I started to come to this group to find insight and to share what little insight I do have. But there are times when all I can do is gripe. I am really a positive person. Almost to a fault. Most people have no idea of the suffering i go through. In fact most people say I must have things going right in my life because of my positive outlook. A positive attitude is the only thing I do have control over. I can choose how I allow things to effect me or to affect me. I will never give up on finding an answer to all of this. Who knows what medical breakthrough may be coming our way. I know it is a hard thing to keep positive in the face of such opposition. But the battle will surely be one. At least this is what I hold on to.

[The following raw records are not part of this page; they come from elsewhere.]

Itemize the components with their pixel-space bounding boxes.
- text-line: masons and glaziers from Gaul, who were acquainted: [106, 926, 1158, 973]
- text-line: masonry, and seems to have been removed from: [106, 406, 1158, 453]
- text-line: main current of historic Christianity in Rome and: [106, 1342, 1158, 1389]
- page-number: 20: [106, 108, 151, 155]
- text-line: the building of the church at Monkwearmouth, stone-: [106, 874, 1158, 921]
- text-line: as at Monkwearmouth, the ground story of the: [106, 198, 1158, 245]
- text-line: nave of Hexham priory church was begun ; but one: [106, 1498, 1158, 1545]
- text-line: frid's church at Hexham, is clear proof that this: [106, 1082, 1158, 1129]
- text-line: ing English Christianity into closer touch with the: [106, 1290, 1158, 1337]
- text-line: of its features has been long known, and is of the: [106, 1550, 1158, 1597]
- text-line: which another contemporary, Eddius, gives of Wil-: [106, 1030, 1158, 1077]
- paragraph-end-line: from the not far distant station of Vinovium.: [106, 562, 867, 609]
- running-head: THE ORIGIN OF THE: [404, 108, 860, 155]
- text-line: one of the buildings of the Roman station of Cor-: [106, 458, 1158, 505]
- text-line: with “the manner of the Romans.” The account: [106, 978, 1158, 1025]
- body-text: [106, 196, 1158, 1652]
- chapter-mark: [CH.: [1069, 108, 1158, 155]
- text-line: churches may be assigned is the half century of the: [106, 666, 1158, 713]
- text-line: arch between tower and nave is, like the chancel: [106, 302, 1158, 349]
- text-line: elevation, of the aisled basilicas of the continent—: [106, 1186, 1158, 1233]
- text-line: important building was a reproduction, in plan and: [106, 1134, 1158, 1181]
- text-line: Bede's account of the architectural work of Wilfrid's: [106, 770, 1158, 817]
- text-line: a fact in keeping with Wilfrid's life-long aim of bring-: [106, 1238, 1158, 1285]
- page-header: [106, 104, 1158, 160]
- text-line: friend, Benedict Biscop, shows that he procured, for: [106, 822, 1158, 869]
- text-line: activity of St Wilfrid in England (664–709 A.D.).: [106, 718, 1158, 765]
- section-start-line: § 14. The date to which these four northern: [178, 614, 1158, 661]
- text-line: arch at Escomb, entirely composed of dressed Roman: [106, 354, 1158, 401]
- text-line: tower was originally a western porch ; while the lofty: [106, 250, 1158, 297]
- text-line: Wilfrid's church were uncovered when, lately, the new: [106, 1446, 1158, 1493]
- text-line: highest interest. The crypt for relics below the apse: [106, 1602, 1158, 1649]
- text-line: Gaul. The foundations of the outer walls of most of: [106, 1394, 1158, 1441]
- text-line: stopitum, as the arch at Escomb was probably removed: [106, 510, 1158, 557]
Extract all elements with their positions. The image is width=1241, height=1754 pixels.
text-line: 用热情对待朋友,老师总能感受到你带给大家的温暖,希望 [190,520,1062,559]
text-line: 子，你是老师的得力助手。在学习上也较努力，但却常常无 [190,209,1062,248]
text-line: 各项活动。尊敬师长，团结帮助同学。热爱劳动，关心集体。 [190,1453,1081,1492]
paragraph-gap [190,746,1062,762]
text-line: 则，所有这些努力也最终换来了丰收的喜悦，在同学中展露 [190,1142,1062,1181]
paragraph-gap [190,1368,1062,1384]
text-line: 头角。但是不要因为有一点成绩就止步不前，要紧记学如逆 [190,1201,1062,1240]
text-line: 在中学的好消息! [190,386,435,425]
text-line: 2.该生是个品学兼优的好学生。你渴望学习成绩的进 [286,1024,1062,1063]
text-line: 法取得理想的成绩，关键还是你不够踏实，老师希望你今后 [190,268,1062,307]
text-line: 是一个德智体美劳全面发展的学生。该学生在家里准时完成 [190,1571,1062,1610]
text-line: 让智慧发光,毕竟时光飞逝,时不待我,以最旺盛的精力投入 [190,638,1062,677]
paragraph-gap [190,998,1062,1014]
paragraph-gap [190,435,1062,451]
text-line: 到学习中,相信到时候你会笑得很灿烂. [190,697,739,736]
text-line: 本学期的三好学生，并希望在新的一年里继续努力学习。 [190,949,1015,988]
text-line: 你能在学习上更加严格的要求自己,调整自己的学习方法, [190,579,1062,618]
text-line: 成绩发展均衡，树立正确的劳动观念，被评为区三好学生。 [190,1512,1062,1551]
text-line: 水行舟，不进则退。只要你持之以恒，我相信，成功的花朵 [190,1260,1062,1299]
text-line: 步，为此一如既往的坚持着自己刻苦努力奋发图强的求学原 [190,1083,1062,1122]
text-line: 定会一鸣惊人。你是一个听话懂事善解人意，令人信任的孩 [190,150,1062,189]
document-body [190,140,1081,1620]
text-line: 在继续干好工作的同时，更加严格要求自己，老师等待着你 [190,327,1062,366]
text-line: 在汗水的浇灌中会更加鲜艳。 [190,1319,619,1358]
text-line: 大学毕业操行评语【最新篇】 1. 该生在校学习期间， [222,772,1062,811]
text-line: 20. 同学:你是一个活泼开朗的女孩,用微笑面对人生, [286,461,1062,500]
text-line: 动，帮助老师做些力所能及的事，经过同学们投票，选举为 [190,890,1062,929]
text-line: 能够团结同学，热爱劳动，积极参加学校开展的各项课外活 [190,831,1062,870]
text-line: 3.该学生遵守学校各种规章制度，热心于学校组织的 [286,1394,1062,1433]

Hi Jean. I’m so sorry you’re going through all of this. I am also a nurse. I work full-time at a nephrology practice and my hours are M-F 8:30-4:30. I started having FM symptoms in Nov 2014 and was diagnosed around Feb/March 2015. Thankfully I had my current job and was no longer working 12 hour shifts in the hospital because there would be NO WAY I could do that now. As it is I struggle EVERY day to work full-time but I have no choice because I am single (recently divorced). Some days it isn’t so bad and then other days I can barely make it through the day. I don’t generally miss much work due to FM, mostly because I take tramadol and grit my teeth through it because I can’t afford to lose my job. I have definitely called out before when I just absolutely could not get out of bed without every muscle in my body screaming. Weekends are now spent recovering rather than enjoying other activities. I spend all my energy getting through the work week and then there’s little to none left to enjoy the weekend. I wish I could tell you that this condition is something that passes but it’s still kicking my butt going on 4 years now. I’m sure you’ll find others here who have been struggling for more than 20+ years! I worry about my future because I support myself and woudn’t be able to live on disability - or even the mere process of applying for it. I hope you can find a job that is flexible for you. Wishing you all the best.